In Portogallo il bacalhau, (O fiel amigo, il fedele amico) è davvero il piatto nazionale, con i sui 366 modi diversi di prepararlo, uno per ogni giornata dell'anno, compresi i bisestili. Ma c'è chi ne ha contate duemila. Povero di grassi ma ricco di proteine, è stato per secoli la merce privilegiata in Francia, Inghilterra, Olanda, Norvegia Spagna, ma solo i portoghesi ne hanno incentivato la produzione e l'esportazione su larga scala. Fin dalla prima epoca coloniale il baccalà arriva in Brasile, dove però entra nelle abitudini alimentari alla fine dell'800 con la rinomata ricetta Bacalhau Do Porto, che allieta i banchetti della vigilia del Natale e della Pasqua, come la migliore tradizione cattolica richiede.
Una delle ricette più tipiche è il Bacalhau à Brás, anche detto Bacalhau O Senhor Bras, dal nome dell'oste che lo inventò nel Barrio Alto di Lisbona. Sfilettato, è preparato con cipolla, uova, patate fritte tagliate molto fini, olive nere e prezzemolo.
Il nome? Facile da capire: kabeljauw (olandese) o kabeljau (tedesco). E quindi bacaliau, fine a baccalà, quando i portoghesi portarono in Italia il loro prodotto attraverso gli spagnoli (bacalao) anche se le prime importazioni di merluzzo conservato con il sale risalgono ai tempi delle Repubbliche Marinare.
In commercio si conoscono più comunemente due qualità di baccalari, Gaspy e Labrador. La prima proveniente dalla Gaspesia, ossia dai Banchi di Terra Nuova (ove sì pescano ogni anno più di 100 milioni di chilogrammi di merluzzi), è secca, tigliosa e regge molto alla macerazione; la seconda, che si pesca sulle coste del Labrador, forse a motivo di un pascolo più copioso, essendo grassa e tenera, rammollisce con facilità ed è assai migliore al gusto.

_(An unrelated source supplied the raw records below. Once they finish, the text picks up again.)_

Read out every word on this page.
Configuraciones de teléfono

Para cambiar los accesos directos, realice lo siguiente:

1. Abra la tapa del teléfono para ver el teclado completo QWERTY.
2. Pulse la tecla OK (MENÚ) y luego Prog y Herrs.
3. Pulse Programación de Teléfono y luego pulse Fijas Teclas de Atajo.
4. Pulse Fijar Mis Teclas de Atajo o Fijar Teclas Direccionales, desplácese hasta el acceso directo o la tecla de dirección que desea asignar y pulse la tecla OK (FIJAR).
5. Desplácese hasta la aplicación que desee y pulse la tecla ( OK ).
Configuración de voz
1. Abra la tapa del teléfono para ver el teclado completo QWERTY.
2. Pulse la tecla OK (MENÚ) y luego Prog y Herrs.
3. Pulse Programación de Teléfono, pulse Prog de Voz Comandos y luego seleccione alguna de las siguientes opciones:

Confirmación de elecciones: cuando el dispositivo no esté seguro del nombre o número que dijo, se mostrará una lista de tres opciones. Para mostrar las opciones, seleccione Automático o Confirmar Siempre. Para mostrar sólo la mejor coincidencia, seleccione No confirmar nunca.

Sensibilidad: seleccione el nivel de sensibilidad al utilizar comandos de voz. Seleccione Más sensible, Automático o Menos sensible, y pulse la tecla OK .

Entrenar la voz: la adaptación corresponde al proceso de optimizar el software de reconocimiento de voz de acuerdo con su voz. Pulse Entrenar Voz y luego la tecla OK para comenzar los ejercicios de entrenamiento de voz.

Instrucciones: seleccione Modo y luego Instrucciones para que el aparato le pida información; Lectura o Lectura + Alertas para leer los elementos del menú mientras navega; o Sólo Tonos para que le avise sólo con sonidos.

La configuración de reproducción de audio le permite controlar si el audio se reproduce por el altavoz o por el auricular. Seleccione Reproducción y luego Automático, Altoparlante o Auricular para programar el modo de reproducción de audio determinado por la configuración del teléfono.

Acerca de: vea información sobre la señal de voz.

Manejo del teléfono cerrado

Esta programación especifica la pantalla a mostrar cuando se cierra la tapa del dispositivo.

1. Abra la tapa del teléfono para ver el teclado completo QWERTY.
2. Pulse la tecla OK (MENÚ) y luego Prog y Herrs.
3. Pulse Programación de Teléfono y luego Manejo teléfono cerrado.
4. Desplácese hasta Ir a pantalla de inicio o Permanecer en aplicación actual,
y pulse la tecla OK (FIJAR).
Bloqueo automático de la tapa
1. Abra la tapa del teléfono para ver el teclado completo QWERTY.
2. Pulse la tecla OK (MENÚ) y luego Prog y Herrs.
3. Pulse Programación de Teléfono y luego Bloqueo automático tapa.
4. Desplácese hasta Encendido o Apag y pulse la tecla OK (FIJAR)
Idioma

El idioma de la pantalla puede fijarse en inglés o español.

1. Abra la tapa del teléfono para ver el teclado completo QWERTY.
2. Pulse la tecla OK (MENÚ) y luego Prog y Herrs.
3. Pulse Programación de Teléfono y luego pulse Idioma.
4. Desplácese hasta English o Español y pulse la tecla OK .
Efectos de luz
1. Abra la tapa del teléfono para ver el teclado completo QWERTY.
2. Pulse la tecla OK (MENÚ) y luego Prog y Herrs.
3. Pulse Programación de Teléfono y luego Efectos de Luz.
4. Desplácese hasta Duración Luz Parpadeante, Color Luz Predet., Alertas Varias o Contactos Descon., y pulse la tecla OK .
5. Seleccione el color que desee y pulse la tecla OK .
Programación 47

Sta di fatto che questo alimento diventa un riferimento in Italia dove Napoli diventail più importante centro di smercio in Italia. Come mai? Beh, si sa che i paesi alle falde del vulcano sono la dispensa della città, è qui che si concentrano, ancora oggi, i mercanti di frutta, ortaggi, semi. Anche per il baccalà è andata così e in breve tempo nel Napoletano, ma poi anche nelle altre principali cittàsi sono sviluppati negozi specializzati nella vendita di baccalà e stocco (in questo caso la conservazione avviene per essiccazione).
Tanto che Napoli è adesso il centro di maggiore consumo di baccalà. Un consumo che si è esteso anche nelle zone interne, nota la ricetta del Baccalà alla Pertecaregna in Irpinia o con i Cruschi in Lucania, soprattutto nella zona del Vulture e in Calabria dove a lungo ci sono state locande specializzate in questo piatto.
Con Ippolito Cavalcanti il baccalà viene sdoganato anche nelle cucine ricche. Non a caso il Duca di Buonvicino si dedica con precisione a questo tema nel suo trattatello in lingua napoletana, Cucina casareccia, stampato in appendice al voluminoso manuale Cucina teorico-pratica, pubblicato nel 1837 con l'intera Regola sette alla preparazione del baccalà: «Baccalà a lo tiano. Piglia sempe lo baccalà chiù duppio, e t'arraccomanno sempe la pulezia ch'è la primma cosa dinto a la cucina, lo lavarraje buono. Piglia na cepolla la ntretarraje, e la farraje zoffriere dinto a no tiano, o co l'uoglio, o co la nzogna, quanno s'è fatta rossa, nce miette no poco d'acqua, passe, pignuoli, e petrosino ntretato; farraje ncorporà ogne cosa, e quanno volle nce miette lo baccalà.»
Oggi anche l'alta cucina d'autore si è dedicata al baccalà, ma dobbiamo dire che questo cibo che ha regalato proteine ai contadini e alla povera gente da Lisbona al resto d'Europa resta un riferimento assoluto nella cucina popolare grazie alle preparazione elaborate nel corso dei secoli.